Побелевшие губы едва шевельнулись. — Мама?
*skeleton in the closet — скелет в шкафу
** виски, получивший в Британии статус официального виски королевского двора.
========== Глава 23 Шерлок и его любовь ==========
Шерлок проснулся рано. Зашторенное окно скрывало стылую тьму — до рассвета было ещё далеко. Улица хранила молчание. Дома надежно укрывали в недрах
многочисленных комнат разнеженное тепло, ревниво оберегая сладкий предутренний сон своих обитателей.Было так тихо, что Шерлоку на мгновение показалось, что он один на Земле. Но потом тишину потревожил еле слышный шелест: по Бейкер-стрит медленно проехал автомобиль, и Шерлок проникся безмерной благодарностью к своему неизвестному спасителю, потому что даже пять минут такой гробовой тишины свели бы его с ума.
Он поднялся с постели и, прихрамывая, подошел к окну, резко раздвинув шторы.
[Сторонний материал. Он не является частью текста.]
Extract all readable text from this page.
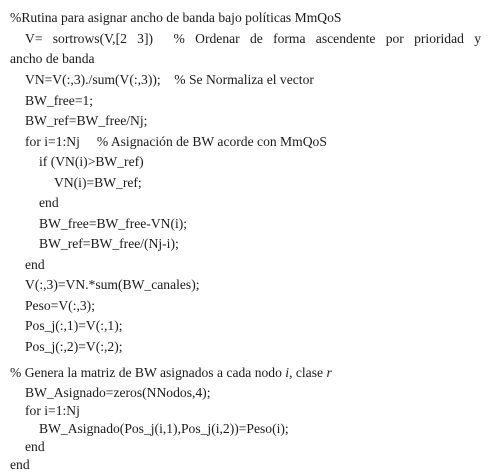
%Rutina para asignar ancho de banda bajo políticas MmQoS
V= sortrows(V,[2 3])  % Ordenar de forma ascendente por prioridad y
ancho de banda
VN=V(:,3)./sum(V(:,3));    % Se Normaliza el vector
BW_free=1;
BW_ref=BW_free/Nj;
for i=1:Nj     % Asignación de BW acorde con MmQoS
if (VN(i)>BW_ref)
VN(i)=BW_ref;
end
BW_free=BW_free-VN(i);
BW_ref=BW_free/(Nj-i);
end
V(:,3)=VN.*sum(BW_canales);
Peso=V(:,3);
Pos_j(:,1)=V(:,1);
Pos_j(:,2)=V(:,2);
% Genera la matriz de BW asignados a cada nodo i, clase r
BW_Asignado=zeros(NNodos,4);
for i=1:Nj
BW_Asignado(Pos_j(i,1),Pos_j(i,2))=Peso(i);
end
end
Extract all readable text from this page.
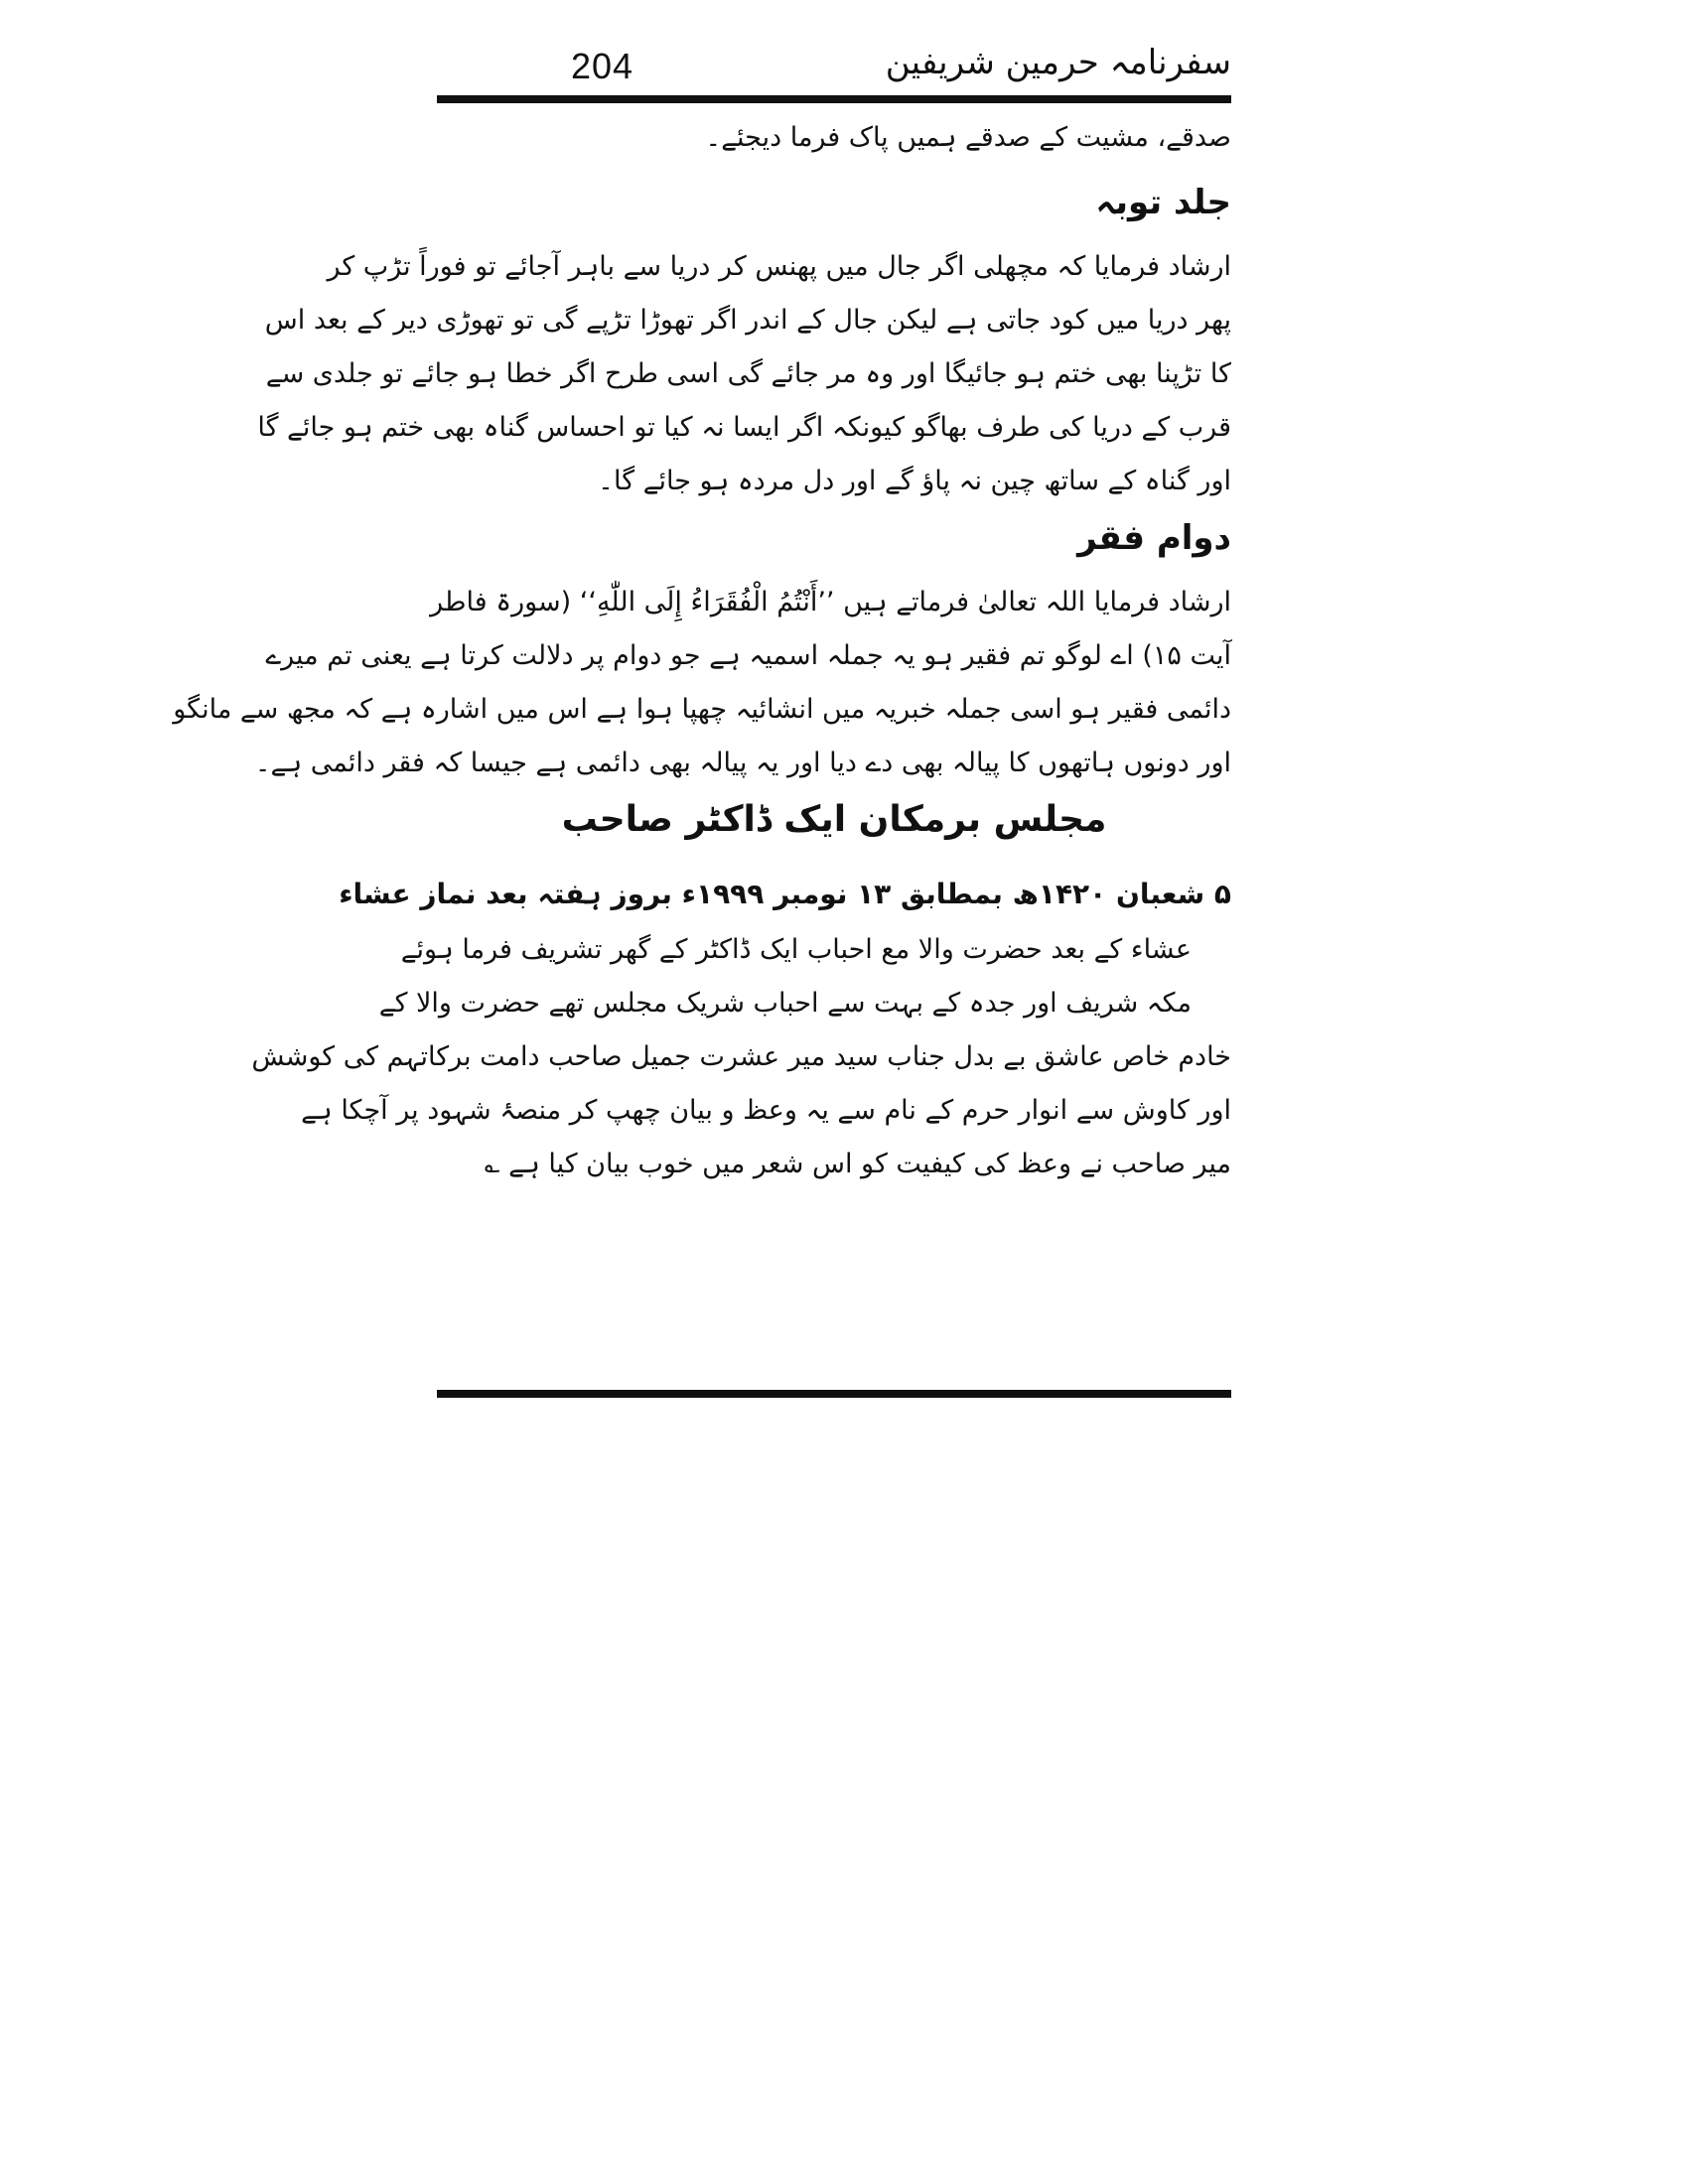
204	سفرنامہ حرمین شریفین
صدقے، مشیت کے صدقے ہمیں پاک فرما دیجئے۔
جلد توبہ
ارشاد فرمایا کہ مچھلی اگر جال میں پھنس کر دریا سے باہر آجائے تو فوراً تڑپ کر
پھر دریا میں کود جاتی ہے لیکن جال کے اندر اگر تھوڑا تڑپے گی تو تھوڑی دیر کے بعد اس
کا تڑپنا بھی ختم ہو جائیگا اور وہ مر جائے گی اسی طرح اگر خطا ہو جائے تو جلدی سے
قرب کے دریا کی طرف بھاگو کیونکہ اگر ایسا نہ کیا تو احساس گناہ بھی ختم ہو جائے گا
اور گناہ کے ساتھ چین نہ پاؤ گے اور دل مردہ ہو جائے گا۔
دوام فقر
ارشاد فرمایا اللہ تعالیٰ فرماتے ہیں ’’أَنْتُمُ الْفُقَرَاءُ إِلَى اللّٰهِ‘‘ (سورۃ فاطر
آیت ۱۵) اے لوگو تم فقیر ہو یہ جملہ اسمیہ ہے جو دوام پر دلالت کرتا ہے یعنی تم میرے
دائمی فقیر ہو اسی جملہ خبریہ میں انشائیہ چھپا ہوا ہے اس میں اشارہ ہے کہ مجھ سے مانگو
اور دونوں ہاتھوں کا پیالہ بھی دے دیا اور یہ پیالہ بھی دائمی ہے جیسا کہ فقر دائمی ہے۔
مجلس برمکان ایک ڈاکٹر صاحب
۵ شعبان ۱۴۲۰ھ بمطابق ۱۳ نومبر ۱۹۹۹ء بروز ہفتہ بعد نماز عشاء
عشاء کے بعد حضرت والا مع احباب ایک ڈاکٹر کے گھر تشریف فرما ہوئے
مکہ شریف اور جدہ کے بہت سے احباب شریک مجلس تھے حضرت والا کے
خادم خاص عاشق بے بدل جناب سید میر عشرت جمیل صاحب دامت برکاتہم کی کوشش
اور کاوش سے انوار حرم کے نام سے یہ وعظ و بیان چھپ کر منصۂ شہود پر آچکا ہے
میر صاحب نے وعظ کی کیفیت کو اس شعر میں خوب بیان کیا ہے ؎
Улица оживала, кое-где зажигались первые окна: кто-то тоже уже пробудился и занялся приготовлениями к новому дню. Шерлок вздохнул с облегчением — не один.
А снег валил как сумасшедший, кружились ватные хлопья, пушистой шапкой оседая на подоконник. Красивое белое Рождество. Как и мечтал Джон Ватсон…
После ночного отдыха нога почти не болела. Это к середине дня боль станет резкой, пульсирующей, а пока лишь легкая маета в мышцах напоминала о недавнем акробатическом этюде. Летел он по лестнице, наверное, очень красиво.
Джон конечно же прав: необходим полный покой. Набраться терпения, провести несколько утомительных дней, созерцая потолок и стены, и можно, наконец, вырваться из плена нежилой, безмолвной квартиры, которую все эти дни он почти ненавидел, словно это она являлась виновницей его сердечной муки.
Находиться в пустующих стенах было невыносимо, и, по сути, своим непослушанием и упрямством Шерлок наказывал лишь себя самого. Ему так хотелось пройтись по улицам Лондона! Вынужденное заточение по-новому открывало любовь к этому прекрасному городу. Лондон лечил его, уравновешивал, придавал силы. Это был его город. Идти без маршрута и цели, не глядя по сторонам, но зная, что рядом люди, их живое тепло, их улыбающиеся или хмурые лица, любопытные или равнодушные взгляды… Окунуться в это бурлящее море жизни, стать одной из его горько-соленых капелек — этого хотел Шерлок больше всего.
Не считая, конечно, желания видеть Джона.
Видеть каждую минуту, смотреть на него с утра и до вечера, не отрывая взгляда даже на миг.
Но это желание необходимо спрятать особенно глубоко, не сомневаясь в надежности тайника. Он и так уже потерял контроль, непростительно, можно сказать, преступно расслабившись в крепких, желанных объятиях.
Нет, не в объятиях дело.
Объятие и… то, что случилось потом, от чего сердце до сих пор заходится жаром, стали той самой точкой, которую Шерлок твердо решил поставить, тем самым пудовым замком, которым он так же твердо решил запечатать своё голодное сердце, не допуская даже мысли об очередном возможном просчете.
Так надо. Иначе нельзя.
Черт возьми! Как глупо он считал минуты в надежде, что Джон не выдержит и вернется. Он же сразу всё понял: пальцы, до судороги вцепившиеся в лопатки, губы, вмиг потерявшие влагу, шершавые и горячие, как нагретый солнцем песок.
Но Джон не вернулся, и если б не Лестрейд…
Никогда ещё Шерлок не был так рад увидеть лицо инспектора - чуть утомленное, доброе. Он пил, не пьянея, с улыбкой слушал, как Грег зубоскалит, и не понимал, почему всё ещё жив со своей заклейменной ладонями Джона спиной и губами, израненными его поцелуем.